The problem that most of machine learning algorithms confront with, is their disadvantage in explainability. For instance, deep neural network cannot explain the reason that a specific point classified in a particular class. Not being able to explain trained model by current machine learning algorithms, researchers ended up with new systems dedicated to explanations.
Explanation is needed in different domains. Outlier explanation is one of the most important applications in which, end user expects reasonable explanations. Currently many algorithms and systems are built to describe outlier points using raw feature values.
However, sometimes machine learning model has high accuracy, but explanation systems cannot provide information that distinct outliers and inliers; this happens in case of lack of correlation between feature set and target.
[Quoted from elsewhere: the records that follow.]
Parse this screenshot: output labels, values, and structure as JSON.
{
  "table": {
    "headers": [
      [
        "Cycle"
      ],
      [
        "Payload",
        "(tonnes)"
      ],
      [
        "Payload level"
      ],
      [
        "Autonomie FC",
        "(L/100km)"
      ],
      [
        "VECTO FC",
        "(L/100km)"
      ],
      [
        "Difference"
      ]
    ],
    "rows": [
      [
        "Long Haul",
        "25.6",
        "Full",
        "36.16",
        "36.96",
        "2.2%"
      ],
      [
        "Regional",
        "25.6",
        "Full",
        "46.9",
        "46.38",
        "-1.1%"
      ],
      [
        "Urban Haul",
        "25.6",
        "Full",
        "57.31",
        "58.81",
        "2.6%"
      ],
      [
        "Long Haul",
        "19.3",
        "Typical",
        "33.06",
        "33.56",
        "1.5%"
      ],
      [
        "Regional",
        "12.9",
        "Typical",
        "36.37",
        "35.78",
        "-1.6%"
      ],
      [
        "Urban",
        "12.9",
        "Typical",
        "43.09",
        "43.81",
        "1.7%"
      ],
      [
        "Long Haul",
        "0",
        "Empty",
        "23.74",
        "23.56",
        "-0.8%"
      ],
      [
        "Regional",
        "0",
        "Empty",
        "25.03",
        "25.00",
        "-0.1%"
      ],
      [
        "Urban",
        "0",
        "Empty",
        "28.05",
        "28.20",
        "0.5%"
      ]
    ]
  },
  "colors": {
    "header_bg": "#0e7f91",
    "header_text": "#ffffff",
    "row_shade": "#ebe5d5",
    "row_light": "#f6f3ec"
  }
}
In this research project we aim to solve lack of correlation problem from the perspective of data integration. We try adding external information to the main dataset which brings correlation between feature set and target value.
We built a prototype of our system in BTW Data Science Challenge 2019. This prototype got the first prize in Data Science Challenge and also a workshop paper is published at BTW 2019, which is available here .
The dataset used in BTW Data Science Challenge is pollution sensor data that the most important features are time and location. In order to explain the most polluted areas in the city (Berlin in our case), we integrate the main dataset with weather, air traffic, public events and openstreetmap data. These external data sources add correlation to the pollution dataset and enrich data. External information enables explanation methods to give better explanations.
Currently, we are working on automatically adding external information to any dataset. We use web tables as external source. We find columns in web tables that are similar to columns in main dataset. Finding similar columns, introduce tables that may contain extra information for us. The goal is increasing accuracy of the machine learning models by adding this external information. Added information should bring correlation that were not existed before and they should be comprehendible by human.